If your Sardinia holiday is intended to be a leisurely affair, you won’t be disappointed. Head out onto the ocean by boat to escape for a few hours, or amble along on horseback and make a new equine friend. Book in for a round of golf to improve your swing, or don a snorkel and venture out to explore the island’s surrounding sea life. However, if you would prefer something a little more energetic, consider mountain biking along dusty tracks lined by lush vegetation. Hiking to one of Sardinia’s many cliff tops lets you take in the stunning sunsets seen from the island, and there are many different routes to follow. Gola su Gorropu on the eastern coast leads you past limestone cliffs and mysterious caves. Tiscali can only be accessed by foot, and will stay in your mind with its unusual splendour.

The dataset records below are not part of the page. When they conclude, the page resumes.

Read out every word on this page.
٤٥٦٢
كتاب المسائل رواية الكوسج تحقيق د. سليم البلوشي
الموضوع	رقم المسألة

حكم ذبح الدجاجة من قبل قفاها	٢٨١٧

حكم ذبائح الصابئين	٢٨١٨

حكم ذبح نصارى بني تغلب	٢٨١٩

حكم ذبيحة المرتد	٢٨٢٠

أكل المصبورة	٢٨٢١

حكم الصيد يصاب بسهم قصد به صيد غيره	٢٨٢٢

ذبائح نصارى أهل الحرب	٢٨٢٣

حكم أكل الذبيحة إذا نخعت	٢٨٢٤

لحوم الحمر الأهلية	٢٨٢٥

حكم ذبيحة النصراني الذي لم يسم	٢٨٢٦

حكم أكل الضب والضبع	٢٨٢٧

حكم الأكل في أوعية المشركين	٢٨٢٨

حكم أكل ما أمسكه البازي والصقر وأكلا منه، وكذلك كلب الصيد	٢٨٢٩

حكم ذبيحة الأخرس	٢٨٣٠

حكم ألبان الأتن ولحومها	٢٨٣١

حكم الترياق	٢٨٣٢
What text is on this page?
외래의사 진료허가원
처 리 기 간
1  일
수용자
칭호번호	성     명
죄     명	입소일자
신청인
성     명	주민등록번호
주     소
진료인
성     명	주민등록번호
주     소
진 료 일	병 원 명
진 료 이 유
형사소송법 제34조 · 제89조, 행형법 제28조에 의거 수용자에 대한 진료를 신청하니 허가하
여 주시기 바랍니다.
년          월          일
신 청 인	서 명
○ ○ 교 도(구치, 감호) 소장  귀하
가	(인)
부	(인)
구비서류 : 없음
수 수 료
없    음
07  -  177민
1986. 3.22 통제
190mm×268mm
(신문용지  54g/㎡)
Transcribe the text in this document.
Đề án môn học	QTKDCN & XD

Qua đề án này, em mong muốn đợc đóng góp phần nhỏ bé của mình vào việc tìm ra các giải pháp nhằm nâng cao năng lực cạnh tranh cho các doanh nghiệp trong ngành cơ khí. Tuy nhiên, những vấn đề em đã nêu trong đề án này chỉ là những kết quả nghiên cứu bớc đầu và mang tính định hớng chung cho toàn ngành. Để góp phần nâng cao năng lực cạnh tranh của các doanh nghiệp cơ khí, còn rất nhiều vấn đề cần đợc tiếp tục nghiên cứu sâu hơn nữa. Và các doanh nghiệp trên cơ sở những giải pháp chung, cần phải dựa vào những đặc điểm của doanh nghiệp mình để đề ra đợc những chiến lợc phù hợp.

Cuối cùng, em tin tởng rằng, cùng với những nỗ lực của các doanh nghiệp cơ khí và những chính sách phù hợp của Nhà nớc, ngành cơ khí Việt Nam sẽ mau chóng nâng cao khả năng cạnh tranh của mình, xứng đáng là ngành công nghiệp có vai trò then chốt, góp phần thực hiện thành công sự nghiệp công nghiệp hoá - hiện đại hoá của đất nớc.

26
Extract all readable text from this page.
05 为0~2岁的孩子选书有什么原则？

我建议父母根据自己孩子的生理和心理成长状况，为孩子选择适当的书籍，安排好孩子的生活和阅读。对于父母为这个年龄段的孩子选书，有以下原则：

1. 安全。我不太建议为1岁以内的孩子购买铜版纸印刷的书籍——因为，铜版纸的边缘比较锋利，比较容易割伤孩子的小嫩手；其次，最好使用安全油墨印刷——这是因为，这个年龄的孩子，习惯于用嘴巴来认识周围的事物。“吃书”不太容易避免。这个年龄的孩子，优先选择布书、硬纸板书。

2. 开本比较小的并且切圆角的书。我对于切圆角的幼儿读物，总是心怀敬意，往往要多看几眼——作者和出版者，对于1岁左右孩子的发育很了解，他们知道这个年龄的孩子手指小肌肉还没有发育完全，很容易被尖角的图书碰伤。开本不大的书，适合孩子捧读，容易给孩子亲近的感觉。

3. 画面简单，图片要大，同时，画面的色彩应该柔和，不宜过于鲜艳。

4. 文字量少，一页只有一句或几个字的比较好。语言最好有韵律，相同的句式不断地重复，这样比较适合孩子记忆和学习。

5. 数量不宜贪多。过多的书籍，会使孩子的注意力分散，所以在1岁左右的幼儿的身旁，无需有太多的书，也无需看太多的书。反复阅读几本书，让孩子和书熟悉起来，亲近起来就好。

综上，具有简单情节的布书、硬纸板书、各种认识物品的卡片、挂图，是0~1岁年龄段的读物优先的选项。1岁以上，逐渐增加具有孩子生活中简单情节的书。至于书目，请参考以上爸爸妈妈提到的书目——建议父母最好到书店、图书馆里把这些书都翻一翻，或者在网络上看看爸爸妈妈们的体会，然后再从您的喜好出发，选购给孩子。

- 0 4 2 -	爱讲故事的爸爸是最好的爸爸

Sardinia’s history includes influences from Roman, Arabic and Spanish settlers, which can all be explored through a visit to one of the galleries, museums or historic sights. The Museo Archeologico Nazionale is one of four at the Cittadella dei Musei, and arguably its most prominent. They showcase artefacts and other items spanning the Pre-Nuragic period to the Bronze and Iron Ages. The area Archeologica di Tharros is a remnant of the Carthaginian naval base which was founded in the 8th century BC, and dates back to the 2nd and 3rd centuries AD. Another noteworthy structure built around the same time is the Tempio di Antas. It remained undiscovered until 1836, and was extensively restored in 1967.
Mealtimes are an occasion to socialise and celebrate, which they do very well on Sardinia. The island’s rich culinary history is upheld by its restaurants, which also serve dishes that reflect the area’s status as sheep country. Meats, cheeses and breads are common features of the menus, and the chefs like to keep things simple. There are not masses of ingredients, but good-quality olive oil and seasonings bring the food to life. The old stereotypes of pasta and pizza can’t be avoided, but you can also uncover genuine Sardinian cooking if you look hard enough and talk to the locals. Roast suckling pig is one of the region’s specialities.